Remembrance Day had been in my thoughts because 24 hours previously, on an outing to Richmond, I had seen poppies and wreaths on the stone cross dedicated to the fallen in the historic village.
As often happens when I view such monuments or walk the Avenue of Remembrance on the Queens Domain, I hear the flute-like song of magpies, such a powerful symbol of Australia bringing a poignancy of their own.
No magpies at the Silver Falls, however. It was left to a green rosella to sing of the magic of the Australian landscape, the nostalgia, that pull of home that these soldiers must have felt in the trenches or on the beaches of far-flung lands.
But still the mystery persisted about the flowers placed at the Silver Falls. The mountain is often described as “sacred” by Tasmanians and so it seemed appropriate that its shimmering cascade of silver water should assume the mantel of a shrine.
People find glory, and solace, in such places.
Along with the roses, Mother Nature had provided flowers of her own. On the hike on the mountain’s lower slopes I had seen the first of the waratahs in bloom, their crimson crowns matching the red of the roses at the waterfall.
The Silver Falls and the trail that leads to it by way of the Upper Pipeline Track is one of my favourite walks. The Browns Rivulet, after spilling out over the lip of the cascade, runs parallel, splashing and gurgling over rounded, mossy rocks.
The rivulet is framed by man ferns and sassafras, and beyond them myrtle, swamp gum and gum-topped stringybark.
I’ve seen platypus here, negotiating the rapids by sliding over and between the rocks, leaving the stream sometimes to bypass difficult cascades when the rivulet is in flood with melting snows from higher above.

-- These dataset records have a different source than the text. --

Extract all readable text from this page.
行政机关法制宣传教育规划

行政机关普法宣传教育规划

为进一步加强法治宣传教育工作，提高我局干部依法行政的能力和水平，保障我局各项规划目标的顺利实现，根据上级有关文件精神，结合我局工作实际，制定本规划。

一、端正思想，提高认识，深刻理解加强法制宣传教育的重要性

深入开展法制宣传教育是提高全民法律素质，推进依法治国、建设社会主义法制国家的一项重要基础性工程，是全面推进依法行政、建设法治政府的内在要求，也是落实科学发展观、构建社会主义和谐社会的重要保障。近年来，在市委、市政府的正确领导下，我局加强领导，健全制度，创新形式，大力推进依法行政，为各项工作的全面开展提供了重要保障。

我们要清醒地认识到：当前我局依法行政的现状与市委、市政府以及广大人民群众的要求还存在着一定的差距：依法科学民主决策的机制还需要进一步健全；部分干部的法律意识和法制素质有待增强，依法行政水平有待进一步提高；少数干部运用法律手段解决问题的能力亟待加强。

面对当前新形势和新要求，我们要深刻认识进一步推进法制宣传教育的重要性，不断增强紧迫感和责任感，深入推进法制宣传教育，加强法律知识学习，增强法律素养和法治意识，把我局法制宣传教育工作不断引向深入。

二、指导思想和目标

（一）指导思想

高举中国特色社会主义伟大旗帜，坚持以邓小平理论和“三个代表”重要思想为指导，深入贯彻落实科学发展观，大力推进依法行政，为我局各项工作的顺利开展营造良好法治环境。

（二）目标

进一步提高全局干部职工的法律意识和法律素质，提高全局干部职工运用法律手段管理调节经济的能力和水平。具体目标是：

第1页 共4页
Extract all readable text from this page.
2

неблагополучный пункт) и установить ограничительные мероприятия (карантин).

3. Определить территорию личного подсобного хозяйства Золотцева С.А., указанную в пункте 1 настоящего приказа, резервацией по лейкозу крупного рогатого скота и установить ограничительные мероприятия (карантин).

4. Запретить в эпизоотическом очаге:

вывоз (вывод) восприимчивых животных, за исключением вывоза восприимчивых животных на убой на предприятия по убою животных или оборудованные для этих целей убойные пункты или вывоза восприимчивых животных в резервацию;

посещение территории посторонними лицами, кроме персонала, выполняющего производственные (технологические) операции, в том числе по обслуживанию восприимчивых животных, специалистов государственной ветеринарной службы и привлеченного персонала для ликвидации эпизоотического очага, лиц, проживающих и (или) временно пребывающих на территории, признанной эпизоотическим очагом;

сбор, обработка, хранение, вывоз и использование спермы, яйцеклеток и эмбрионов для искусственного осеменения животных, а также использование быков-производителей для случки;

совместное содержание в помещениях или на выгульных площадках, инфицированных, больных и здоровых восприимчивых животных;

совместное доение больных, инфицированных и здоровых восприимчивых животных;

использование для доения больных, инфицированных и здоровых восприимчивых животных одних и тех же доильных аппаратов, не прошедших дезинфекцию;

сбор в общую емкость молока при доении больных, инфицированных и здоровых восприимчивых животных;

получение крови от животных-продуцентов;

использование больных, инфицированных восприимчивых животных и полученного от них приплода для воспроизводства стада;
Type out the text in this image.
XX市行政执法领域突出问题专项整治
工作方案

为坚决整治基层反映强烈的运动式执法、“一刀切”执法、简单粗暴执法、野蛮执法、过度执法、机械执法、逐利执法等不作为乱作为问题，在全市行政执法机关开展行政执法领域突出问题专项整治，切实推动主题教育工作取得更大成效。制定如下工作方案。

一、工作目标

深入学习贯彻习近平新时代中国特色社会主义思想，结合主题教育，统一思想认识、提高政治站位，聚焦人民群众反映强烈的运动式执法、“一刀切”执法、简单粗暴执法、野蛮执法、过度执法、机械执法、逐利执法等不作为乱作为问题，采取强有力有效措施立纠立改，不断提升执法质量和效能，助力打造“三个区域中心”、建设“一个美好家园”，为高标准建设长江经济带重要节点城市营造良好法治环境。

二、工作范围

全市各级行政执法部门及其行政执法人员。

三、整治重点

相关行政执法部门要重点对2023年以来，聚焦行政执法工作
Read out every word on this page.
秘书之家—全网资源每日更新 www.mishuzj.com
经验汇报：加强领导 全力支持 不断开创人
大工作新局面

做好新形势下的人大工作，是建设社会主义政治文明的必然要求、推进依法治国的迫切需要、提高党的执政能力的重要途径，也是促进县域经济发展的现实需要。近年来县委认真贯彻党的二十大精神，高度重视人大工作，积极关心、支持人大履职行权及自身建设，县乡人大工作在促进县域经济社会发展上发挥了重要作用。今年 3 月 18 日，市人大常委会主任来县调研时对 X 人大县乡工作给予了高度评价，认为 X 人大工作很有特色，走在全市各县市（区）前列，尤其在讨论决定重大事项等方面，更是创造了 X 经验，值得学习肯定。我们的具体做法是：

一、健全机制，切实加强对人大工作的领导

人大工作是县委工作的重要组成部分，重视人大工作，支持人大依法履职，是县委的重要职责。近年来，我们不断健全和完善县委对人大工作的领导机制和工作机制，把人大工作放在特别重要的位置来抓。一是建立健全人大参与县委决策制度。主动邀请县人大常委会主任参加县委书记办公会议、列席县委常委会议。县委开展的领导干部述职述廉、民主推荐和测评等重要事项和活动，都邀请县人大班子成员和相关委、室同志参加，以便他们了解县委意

I now hear a pink robin proclaiming its territory with a soft, melancholy song close to the falls and then I see the bird in the low branches of a blackwood. He is beautiful in spring plumage, magenta on the breast and sooty matt black on the head and back.
On Armistice Day I think of such natural beauty wreathed in splendour, and those who never came home. If there were a wild place that a fading soul might yearn to visit just one last time, it would be the Silver Falls on a late-spring day, a pink robin’s keen hanging in the air.